All in all, local venture capital funds have quite a bit of money left over from the strong years, and some of them, such as Qumra Capital and TLV Partners, for example, managed to close more than $200 million in funding for new funds during the past summer. Viola Credit closed $200 million in funding for a debt fund.
Gal Gitter, Partner and Managing Director at the American Ibex Investors fund, believes that the problem is not the willingness of the funds to invest but the performance of the companies that have deteriorated in large part. Ibex is currently investing from its second fund of $100 million that is intended for Israel and whose fundraising was completed at the end of 2020. Among its portfolio companies are Cobwebs, which was sold this year for $200 million, and Glassbox, which is traded on the Tel Aviv Stock Exchange.
"The companies that are raising money like VAST, for example, are companies that are growing and showing efficient growth, but the problem is that there are too many companies that were hot in the past and today are simply not doing well enough. Even in such companies, there is a willingness to invest, but they are not yet ready for a round of fundraising at a decreasing value," Gitter explains.
He adds a surprising statement: "It is currently cheaper to invest in American companies than Israeli ones because the American companies have already accepted reality and the Israeli ones have not yet. We are always following what is happening in the U.S., and this is also true now." According to him, "We continue to invest as usual and also see with the other investors that they see the risk as being short-term, and perhaps even with a more distant view, there is an expectation that Israel will become a more stable country politically and geopolitically," Gitter continues.
"We see the lack of impact in the purchases of two cyber companies by Palo Alto already deep into the war, and this is related to the fact that they have a big Israeli team here and know the region.
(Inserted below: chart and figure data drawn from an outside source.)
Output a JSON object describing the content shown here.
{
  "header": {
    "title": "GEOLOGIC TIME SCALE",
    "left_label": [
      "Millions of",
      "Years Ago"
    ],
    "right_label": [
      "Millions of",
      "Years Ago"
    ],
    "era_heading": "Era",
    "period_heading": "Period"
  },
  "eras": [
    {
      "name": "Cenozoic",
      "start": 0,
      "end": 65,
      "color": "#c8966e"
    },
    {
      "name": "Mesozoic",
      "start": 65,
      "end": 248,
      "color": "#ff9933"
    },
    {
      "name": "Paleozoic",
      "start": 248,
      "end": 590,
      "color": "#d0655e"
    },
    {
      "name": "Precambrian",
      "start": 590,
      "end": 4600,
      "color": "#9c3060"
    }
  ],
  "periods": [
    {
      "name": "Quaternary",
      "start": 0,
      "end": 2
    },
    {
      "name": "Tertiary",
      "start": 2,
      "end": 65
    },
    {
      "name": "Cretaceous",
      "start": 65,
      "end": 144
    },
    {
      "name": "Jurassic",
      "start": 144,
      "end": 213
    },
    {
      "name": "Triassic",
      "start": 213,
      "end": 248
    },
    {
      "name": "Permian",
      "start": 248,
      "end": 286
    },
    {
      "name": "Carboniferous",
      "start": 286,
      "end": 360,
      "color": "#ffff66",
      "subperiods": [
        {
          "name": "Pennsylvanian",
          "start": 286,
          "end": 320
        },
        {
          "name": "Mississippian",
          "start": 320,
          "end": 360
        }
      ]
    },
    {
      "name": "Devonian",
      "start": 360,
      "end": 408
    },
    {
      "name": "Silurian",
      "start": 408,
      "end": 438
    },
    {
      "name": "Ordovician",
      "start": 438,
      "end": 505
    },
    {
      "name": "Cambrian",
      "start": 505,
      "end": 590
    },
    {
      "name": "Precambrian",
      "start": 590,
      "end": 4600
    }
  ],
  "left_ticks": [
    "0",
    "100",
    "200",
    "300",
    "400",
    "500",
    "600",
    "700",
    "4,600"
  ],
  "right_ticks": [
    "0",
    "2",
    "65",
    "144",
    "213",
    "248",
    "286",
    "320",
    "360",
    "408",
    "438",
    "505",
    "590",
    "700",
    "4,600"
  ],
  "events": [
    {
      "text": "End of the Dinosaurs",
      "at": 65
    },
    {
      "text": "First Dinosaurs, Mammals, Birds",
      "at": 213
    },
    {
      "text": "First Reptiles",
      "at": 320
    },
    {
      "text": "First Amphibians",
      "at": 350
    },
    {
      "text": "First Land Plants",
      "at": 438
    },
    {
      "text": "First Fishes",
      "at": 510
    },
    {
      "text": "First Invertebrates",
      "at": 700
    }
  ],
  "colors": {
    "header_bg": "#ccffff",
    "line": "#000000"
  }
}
This is also true for companies like Cisco or Microsoft that have been operating here for a long time. For those who are not here permanently, it is more difficult to price the risk, so they will prefer to postpone transactions in Israel until after the war."
“Dangerous questions”
Another effect that Gitter identifies among investors, especially the foreigners, are questions about the business continuity of the smaller high-tech companies, where the critical mass of employees who are absent due to reserve service is more acute.
"The customers and investors are starting to ask the companies; they answer in the overwhelming majority that there is no fear about the future, but these questions arise and their very existence, especially from the customers' side, is dangerous. At the moment, there is no harm at the business level, and it is mainly focused on development, because that is where the majority of the manpower of the start-ups in Israel is."
Another concern that has already arisen throughout 2023 and is now arising even more strongly is the establishment of new startups. Since the judicial coup began, the number of new companies established in Israel has shrunk dramatically, and the majority of those established were registered in the U.S. In the last two months, for obvious reasons, almost no new startups have arisen, and many investors say that, unlike in the past, there is currently not a large enough supply of new ventures in Israel.
In response to this question, there is broad agreement among all the interviewees: there are indeed fewer new startups that were established this year, but those that were established are infinitely better than those that were established in 2021. “Any one who decided to found a startup in the past year is an entrepreneur that really felt an urge to do so. Such entrepreneurs and ideas are what usually result in successful startups and those are the ones in which investors are willing to invest more money.”